TrilogyT (Transform)
TrilogyT (Transform)
Trilogy and ETL - A Modern Match
TrilogyT adds in additional features to Trilogy to enable it to serve as an ETL tool in a modern data stack.
Tips
Transform is under active development and is less mature/suitable for use than the other trilogy packages.
Installation
TrilogyT is available as a python package.
pip install pytrilogyt
Features
Optimization
Given a set of output queries, TrilogyT can materialize intermediate aggregations/joins for reuse. The long-term goal here is to enable consumption definitions to happen directly without thinking about performance, and then dynamically materialize the intermediate ETL graph.
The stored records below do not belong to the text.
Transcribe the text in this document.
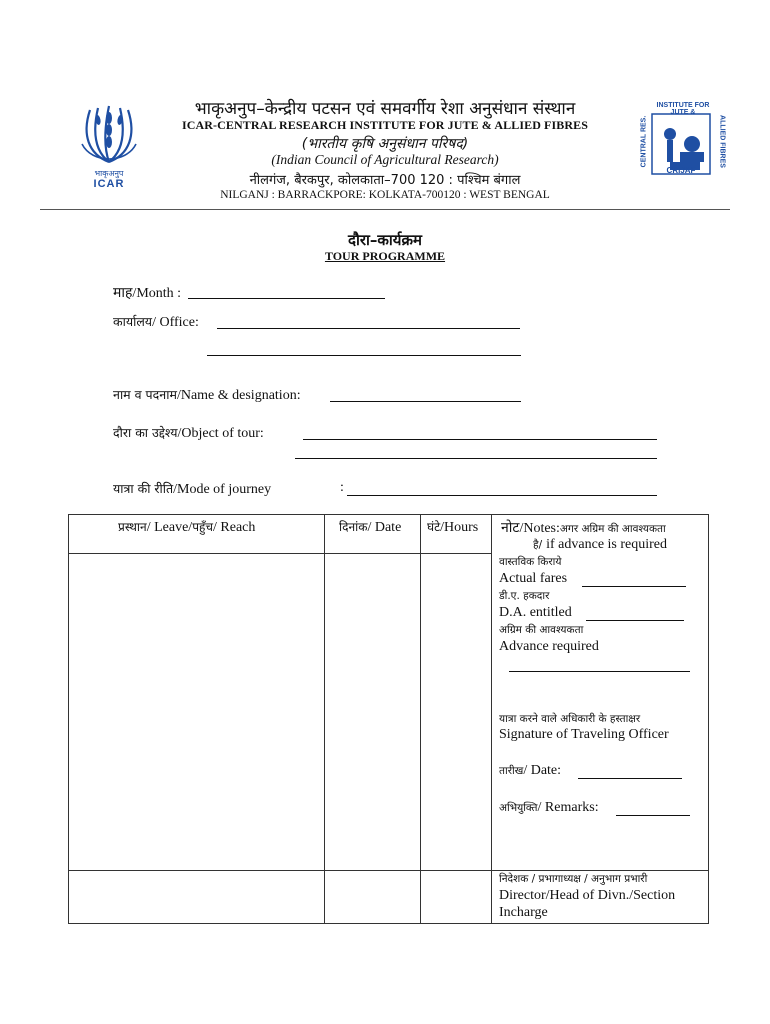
भाकृअनुप
ICAR
INSTITUTE FOR JUTE &
CENTRAL RES.	ALLIED FIBRES
CRIJAF
भाकृअनुप–केन्द्रीय पटसन एवं समवर्गीय रेशा अनुसंधान संस्थान
ICAR-CENTRAL RESEARCH INSTITUTE FOR JUTE & ALLIED FIBRES
(भारतीय कृषि अनुसंधान परिषद)
(Indian Council of Agricultural Research)
नीलगंज, बैरकपुर, कोलकाता–700 120 : पश्चिम बंगाल
NILGANJ : BARRACKPORE: KOLKATA-700120 : WEST BENGAL
दौरा–कार्यक्रम
TOUR PROGRAMME
माह/Month :
कार्यालय/ Office:
नाम व पदनाम/Name & designation:
दौरा का उद्देश्य/Object of tour:
यात्रा की रीति/Mode of journey	:
प्रस्थान/ Leave/पहुँच/ Reach	दिनांक/ Date घंटे/Hours नोट/Notes:अगर अग्रिम की आवश्यकता
है/ if advance is required
वास्तविक किराये
Actual fares
डी.ए. हकदार
D.A. entitled
अग्रिम की आवश्यकता
Advance required
यात्रा करने वाले अधिकारी के हस्ताक्षर
Signature of Traveling Officer
तारीख/ Date:
अभियुक्ति/ Remarks:
निदेशक / प्रभागाध्यक्ष / अनुभाग प्रभारी
Director/Head of Divn./Section
Incharge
This will produce dynamic aggregates - such as those used by AtScale or PDTs in Looker - but with significantly higher accuracy and less effort due to the additional metadata the language provides.
Orchestration CodeGen
Dagster
Docs coming soon!
DBT
If we take the dimensional model query defined in the last demo, written in Trilogy, we can use TrilogyT to generate the required DBT model.
Input Trilogy
property passenger.id.split_cabin <- unnest(split(passenger.cabin, ' '));
persist cabin_info into dim_cabins from
select
passenger.id,
passenger.split_cabin;
Output SQL
-- Generated from Trilogy source: None
--Do not edit manually
{{ config(materialized='table') }}
WITH
faithful as (
SELECT
current_datetime() as `_Trilogyt__created_at`
),
rail as (
SELECT
local_raw_data.`passengerid` as `passenger_id`,
local_raw_data.`cabin` as `passenger_cabin`
FROM
raw_titanic as local_raw_data
),
stork as (
SELECT
split(rail.`passenger_cabin`, ' ') as `_anon_function_input_3690552380929428`,
rail.`passenger_id` as `passenger_id`
FROM
rail as rail
),
chimpanzee as (
SELECT
stork.`passenger_id` as `passenger_id`,
`passenger_split_cabin`
FROM
stork as stork
FULL JOIN unnest(stork.`_anon_function_input_3690552380929428`) as unnest_wrapper(`passenger_split_cabin`)
),
mandrill as (
SELECT
chimpanzee.`passenger_id` as `passenger_id`,
chimpanzee.`passenger_split_cabin` as `passenger_split_cabin`,
faithful.`_Trilogyt__created_at` as `_Trilogyt__created_at`
FROM
rail as rail
LEFT OUTER JOIN chimpanzee on rail.`passenger_id` = chimpanzee.`passenger_id`
FULL JOIN faithful on 1=1
)
SELECT
mandrill.`passenger_id`,
mandrill.`passenger_split_cabin`,
mandrill.`_Trilogyt__created_at`
FROM
mandrill
Refactor with Ease
DBT workflows derived from Trilogy should be treated as another compilation target for Trilogy; they can be rebuilt on-demand as your semantic model changes to ensure that your entire graph is always using the most up to date sources.